Yakın zamanda UCLA’dan doktorasını alan başyazar Shuyu Lin, “Bu deneyler sadece sensör okumalarımızın güvenilir olduğunu göstermekle kalmadı, aynı zamanda minimal invaziv ölçümleri kanda dolaşan ilaç konsantrasyonuyla ilişkilendirmeye yönelik modellerimizi de doğruladı” dedi.
Yazarlar, yamayı üretecek malzemelerin birim başına 2 dolardan daha aza mal olacağını tahmin ediyor ve bu da büyük ölçekte uygun maliyetli bir şekilde üretilebileceğini gösteriyor. Gelecekteki çalışmalar, klinik deneylere geçmeden önce yamanın optimize edilmesine ve güvenliğinin daha fazla analiz edilmesine odaklanacak. Bu araştırma kısmen CNSI’nin Noble Ailesi İnovasyon Fonu’ndan sağlanan bir hibe ile finanse edilecek.
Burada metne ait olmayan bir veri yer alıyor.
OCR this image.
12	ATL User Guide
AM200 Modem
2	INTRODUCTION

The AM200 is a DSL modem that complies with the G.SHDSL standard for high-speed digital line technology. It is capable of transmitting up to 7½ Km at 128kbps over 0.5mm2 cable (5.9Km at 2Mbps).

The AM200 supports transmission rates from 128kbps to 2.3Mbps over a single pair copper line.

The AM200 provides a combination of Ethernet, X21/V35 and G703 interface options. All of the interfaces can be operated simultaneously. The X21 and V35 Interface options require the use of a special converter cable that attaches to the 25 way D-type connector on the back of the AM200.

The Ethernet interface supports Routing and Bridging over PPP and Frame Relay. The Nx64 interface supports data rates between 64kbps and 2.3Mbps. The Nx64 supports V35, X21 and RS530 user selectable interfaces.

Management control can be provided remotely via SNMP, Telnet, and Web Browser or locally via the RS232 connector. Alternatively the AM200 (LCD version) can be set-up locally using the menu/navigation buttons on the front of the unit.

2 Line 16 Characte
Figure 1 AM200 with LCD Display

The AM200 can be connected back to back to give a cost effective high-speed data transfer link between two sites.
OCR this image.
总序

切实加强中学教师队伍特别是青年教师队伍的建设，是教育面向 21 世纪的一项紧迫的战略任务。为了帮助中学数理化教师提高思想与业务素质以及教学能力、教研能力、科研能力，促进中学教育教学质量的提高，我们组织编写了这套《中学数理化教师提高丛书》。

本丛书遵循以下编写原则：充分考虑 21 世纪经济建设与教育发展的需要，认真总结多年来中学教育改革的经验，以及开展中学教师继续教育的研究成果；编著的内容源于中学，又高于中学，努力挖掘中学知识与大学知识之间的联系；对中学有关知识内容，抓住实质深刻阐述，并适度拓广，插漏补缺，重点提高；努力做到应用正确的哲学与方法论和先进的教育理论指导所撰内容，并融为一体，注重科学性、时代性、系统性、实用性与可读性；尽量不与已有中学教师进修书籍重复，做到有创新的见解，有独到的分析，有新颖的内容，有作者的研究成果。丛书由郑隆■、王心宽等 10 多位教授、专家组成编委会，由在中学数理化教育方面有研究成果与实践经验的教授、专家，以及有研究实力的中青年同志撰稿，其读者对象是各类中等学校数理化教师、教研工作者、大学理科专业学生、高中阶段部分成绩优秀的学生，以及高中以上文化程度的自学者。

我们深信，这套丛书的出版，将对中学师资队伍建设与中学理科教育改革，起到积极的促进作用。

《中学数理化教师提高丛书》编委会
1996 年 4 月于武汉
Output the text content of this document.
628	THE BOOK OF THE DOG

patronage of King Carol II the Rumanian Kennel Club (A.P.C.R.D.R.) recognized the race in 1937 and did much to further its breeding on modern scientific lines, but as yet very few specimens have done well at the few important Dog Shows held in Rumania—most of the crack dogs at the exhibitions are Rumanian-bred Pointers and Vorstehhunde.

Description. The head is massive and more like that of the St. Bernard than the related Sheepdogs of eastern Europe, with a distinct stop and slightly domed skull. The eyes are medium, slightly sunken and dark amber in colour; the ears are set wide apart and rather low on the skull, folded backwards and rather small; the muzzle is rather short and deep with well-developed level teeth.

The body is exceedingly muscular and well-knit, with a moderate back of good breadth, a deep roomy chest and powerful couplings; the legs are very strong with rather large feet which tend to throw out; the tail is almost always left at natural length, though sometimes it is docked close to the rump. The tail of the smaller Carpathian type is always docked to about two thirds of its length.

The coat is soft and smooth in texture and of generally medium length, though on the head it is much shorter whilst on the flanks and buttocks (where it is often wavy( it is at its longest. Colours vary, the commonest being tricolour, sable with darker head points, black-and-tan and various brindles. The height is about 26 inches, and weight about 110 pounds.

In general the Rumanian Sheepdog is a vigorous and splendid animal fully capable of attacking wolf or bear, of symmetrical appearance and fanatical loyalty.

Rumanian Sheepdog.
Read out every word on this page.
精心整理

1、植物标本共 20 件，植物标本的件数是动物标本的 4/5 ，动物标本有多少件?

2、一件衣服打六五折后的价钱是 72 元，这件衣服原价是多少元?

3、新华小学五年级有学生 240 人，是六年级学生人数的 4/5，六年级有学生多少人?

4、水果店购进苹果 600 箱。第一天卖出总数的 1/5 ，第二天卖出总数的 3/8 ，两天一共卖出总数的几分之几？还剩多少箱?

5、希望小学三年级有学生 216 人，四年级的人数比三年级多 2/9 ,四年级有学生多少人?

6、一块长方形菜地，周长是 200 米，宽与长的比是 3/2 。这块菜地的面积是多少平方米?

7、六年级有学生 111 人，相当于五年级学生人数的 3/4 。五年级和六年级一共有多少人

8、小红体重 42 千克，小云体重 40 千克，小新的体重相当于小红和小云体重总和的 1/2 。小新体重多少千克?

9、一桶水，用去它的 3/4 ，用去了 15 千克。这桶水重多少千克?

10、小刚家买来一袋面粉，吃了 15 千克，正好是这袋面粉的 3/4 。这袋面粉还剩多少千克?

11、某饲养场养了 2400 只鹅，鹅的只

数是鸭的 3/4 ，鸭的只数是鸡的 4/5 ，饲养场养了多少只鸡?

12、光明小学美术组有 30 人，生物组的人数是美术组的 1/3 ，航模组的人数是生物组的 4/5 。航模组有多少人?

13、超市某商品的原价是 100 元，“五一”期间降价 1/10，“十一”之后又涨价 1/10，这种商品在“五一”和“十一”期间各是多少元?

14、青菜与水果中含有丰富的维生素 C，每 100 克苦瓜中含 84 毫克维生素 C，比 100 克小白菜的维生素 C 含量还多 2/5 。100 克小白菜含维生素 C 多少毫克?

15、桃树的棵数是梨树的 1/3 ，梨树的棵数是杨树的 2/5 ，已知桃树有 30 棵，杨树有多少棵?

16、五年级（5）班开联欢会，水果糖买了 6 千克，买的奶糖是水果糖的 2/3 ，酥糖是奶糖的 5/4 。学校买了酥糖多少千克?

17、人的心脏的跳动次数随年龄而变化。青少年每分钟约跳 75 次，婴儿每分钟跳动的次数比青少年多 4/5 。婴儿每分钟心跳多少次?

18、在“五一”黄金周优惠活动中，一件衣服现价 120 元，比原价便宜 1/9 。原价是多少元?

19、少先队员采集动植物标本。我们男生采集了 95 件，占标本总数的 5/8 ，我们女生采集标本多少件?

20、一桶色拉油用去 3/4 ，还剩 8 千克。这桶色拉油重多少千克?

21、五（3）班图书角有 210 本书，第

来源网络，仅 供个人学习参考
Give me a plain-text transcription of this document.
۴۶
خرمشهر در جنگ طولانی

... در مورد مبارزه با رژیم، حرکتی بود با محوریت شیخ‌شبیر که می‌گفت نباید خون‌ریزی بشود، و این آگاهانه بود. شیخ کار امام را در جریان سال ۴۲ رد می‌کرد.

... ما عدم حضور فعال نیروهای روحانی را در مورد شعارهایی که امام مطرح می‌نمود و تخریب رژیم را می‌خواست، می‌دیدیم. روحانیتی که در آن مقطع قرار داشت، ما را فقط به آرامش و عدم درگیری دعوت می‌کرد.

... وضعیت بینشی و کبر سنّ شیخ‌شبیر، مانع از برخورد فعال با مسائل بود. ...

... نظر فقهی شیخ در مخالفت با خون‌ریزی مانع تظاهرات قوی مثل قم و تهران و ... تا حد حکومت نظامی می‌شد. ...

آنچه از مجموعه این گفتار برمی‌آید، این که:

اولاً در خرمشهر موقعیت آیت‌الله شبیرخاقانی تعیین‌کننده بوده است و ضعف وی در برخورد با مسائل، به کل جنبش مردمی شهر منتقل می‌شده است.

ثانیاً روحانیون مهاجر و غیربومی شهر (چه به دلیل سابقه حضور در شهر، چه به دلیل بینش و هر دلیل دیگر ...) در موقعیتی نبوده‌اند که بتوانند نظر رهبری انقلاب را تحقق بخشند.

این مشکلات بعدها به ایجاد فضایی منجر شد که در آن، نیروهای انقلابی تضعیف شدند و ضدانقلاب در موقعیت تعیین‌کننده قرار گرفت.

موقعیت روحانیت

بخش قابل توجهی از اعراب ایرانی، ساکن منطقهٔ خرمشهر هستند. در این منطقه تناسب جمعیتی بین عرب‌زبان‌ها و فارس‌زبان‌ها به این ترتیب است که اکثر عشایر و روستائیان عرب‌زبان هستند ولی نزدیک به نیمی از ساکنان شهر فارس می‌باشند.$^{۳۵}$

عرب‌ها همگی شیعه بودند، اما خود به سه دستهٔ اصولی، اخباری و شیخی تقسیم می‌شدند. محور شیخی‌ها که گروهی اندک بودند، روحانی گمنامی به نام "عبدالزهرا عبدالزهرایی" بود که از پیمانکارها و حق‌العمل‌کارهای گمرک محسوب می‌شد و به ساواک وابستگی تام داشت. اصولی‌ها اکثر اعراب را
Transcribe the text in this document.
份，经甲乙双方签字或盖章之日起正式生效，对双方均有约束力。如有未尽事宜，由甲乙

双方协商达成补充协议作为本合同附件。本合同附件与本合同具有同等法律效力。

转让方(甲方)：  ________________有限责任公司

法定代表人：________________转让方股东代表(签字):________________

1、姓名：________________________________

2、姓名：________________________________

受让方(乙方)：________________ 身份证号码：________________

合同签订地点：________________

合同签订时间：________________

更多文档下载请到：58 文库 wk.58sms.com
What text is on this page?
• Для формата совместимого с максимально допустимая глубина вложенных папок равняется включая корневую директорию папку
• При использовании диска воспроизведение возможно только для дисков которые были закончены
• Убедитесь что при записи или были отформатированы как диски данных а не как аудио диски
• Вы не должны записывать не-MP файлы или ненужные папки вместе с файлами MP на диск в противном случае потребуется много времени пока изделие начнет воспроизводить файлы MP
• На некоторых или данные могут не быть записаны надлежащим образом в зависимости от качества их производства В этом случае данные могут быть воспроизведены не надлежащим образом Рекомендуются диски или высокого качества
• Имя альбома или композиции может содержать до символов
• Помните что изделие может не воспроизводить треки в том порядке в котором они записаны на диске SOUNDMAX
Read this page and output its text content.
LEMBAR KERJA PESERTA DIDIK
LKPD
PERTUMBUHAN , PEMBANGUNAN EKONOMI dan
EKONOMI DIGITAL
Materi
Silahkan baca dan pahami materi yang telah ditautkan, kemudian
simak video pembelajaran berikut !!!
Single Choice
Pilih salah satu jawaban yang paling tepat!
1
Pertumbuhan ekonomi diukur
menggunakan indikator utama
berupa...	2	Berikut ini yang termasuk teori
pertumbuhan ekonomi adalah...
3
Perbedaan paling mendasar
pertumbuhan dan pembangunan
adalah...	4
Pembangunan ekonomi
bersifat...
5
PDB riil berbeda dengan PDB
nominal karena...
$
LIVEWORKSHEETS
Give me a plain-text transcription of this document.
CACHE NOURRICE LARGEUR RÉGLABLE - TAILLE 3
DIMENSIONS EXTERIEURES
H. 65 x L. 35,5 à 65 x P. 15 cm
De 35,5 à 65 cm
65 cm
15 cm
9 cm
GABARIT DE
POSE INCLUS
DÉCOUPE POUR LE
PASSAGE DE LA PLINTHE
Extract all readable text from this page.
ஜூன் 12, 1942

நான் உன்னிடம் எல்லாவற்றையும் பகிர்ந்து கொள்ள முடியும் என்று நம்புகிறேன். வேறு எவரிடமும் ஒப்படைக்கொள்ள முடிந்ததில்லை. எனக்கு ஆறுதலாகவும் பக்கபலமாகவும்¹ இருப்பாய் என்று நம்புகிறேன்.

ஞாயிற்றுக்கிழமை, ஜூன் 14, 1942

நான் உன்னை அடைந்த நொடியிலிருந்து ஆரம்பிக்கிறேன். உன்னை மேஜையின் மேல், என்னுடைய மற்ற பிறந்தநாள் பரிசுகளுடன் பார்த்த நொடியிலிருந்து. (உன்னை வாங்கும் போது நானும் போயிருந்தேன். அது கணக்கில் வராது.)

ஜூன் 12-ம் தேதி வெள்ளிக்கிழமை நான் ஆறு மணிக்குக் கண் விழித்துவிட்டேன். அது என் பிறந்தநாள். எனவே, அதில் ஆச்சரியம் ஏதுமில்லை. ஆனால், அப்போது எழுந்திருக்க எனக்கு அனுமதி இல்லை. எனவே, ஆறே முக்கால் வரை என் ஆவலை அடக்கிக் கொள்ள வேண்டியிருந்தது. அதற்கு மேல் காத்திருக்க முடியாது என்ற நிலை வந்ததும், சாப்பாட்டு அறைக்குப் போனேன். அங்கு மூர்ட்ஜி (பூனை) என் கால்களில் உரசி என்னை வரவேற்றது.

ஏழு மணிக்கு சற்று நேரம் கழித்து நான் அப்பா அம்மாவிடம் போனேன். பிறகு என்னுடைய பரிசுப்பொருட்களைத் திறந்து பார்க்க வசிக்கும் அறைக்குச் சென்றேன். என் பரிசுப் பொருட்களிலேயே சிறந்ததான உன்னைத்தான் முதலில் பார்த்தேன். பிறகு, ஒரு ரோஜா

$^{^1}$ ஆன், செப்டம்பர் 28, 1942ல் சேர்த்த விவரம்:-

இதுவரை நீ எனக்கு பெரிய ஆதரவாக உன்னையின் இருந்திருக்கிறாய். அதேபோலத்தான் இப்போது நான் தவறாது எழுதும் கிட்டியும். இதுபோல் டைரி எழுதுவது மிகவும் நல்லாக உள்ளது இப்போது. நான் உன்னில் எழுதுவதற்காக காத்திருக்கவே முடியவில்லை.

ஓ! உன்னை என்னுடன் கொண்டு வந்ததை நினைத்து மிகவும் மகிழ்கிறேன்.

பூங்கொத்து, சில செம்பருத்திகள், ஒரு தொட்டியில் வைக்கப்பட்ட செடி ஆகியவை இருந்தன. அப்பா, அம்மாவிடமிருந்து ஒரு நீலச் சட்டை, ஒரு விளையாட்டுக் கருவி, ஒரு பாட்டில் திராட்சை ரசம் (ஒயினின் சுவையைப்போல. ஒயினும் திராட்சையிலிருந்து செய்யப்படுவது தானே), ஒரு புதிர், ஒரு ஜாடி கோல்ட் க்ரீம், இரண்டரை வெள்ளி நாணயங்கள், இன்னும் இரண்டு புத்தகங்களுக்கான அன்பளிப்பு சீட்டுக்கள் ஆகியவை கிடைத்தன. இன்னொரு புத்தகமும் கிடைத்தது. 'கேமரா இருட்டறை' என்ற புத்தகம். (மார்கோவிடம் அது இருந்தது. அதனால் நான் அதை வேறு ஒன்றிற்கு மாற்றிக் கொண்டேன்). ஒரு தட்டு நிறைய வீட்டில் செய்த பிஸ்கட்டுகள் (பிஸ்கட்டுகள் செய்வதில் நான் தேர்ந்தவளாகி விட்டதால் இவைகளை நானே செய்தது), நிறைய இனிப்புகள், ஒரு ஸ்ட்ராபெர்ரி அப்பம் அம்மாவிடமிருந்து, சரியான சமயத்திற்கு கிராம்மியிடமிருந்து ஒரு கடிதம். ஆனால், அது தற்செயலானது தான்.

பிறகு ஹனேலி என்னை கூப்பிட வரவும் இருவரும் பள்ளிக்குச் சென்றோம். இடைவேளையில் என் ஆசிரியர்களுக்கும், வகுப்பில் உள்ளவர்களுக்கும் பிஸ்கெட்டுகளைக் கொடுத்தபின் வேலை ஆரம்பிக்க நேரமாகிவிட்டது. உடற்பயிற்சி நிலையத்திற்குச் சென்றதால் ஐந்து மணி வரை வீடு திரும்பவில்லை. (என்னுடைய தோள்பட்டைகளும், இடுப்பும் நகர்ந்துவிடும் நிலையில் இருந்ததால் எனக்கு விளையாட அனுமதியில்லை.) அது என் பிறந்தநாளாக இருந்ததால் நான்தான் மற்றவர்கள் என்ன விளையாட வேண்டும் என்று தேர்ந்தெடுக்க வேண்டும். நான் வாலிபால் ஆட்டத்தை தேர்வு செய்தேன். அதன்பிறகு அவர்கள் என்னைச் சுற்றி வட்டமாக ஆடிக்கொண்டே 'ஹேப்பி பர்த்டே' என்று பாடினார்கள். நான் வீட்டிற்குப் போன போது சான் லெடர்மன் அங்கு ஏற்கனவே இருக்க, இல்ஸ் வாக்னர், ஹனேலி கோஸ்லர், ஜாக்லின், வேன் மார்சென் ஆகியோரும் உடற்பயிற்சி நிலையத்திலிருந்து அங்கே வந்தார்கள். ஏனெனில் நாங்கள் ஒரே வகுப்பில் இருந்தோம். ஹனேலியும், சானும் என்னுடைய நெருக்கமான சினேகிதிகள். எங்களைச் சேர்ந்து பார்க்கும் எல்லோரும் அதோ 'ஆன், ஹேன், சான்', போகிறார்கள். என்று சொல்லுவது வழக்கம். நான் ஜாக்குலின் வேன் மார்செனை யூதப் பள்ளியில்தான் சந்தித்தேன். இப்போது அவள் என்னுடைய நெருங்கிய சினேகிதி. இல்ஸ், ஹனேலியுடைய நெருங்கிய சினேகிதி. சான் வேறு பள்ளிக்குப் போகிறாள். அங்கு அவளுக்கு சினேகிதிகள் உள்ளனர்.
UCLA yüksek lisans öğrencileri Xuanbing Cheng ve Jialun Zhu. UCLA’nın diğer yazarları ise eski doktora sonrası araştırmacılar Bo Wang ve Yichao Zhao; yüksek lisans öğrencileri Tsung-Yu Wu, Jiawei Tan ve Wenzhong Yan; lisans öğrencileri Justin Yeung ve Sarah Forman; araştırma görevlisi David Jelinek; kısa süre önce lisans derecesi alan Abraham Horrillo ve moleküler, hücre ve gelişim biyolojisi ve biyolojik kimya profesörü Hilary Coller. Çalışma Ulusal Bilim Vakfı, Beyin ve Davranış Vakfı, Melanom Araştırma İttifakı ve UCLA İnovasyon Fonu tarafından desteklendi.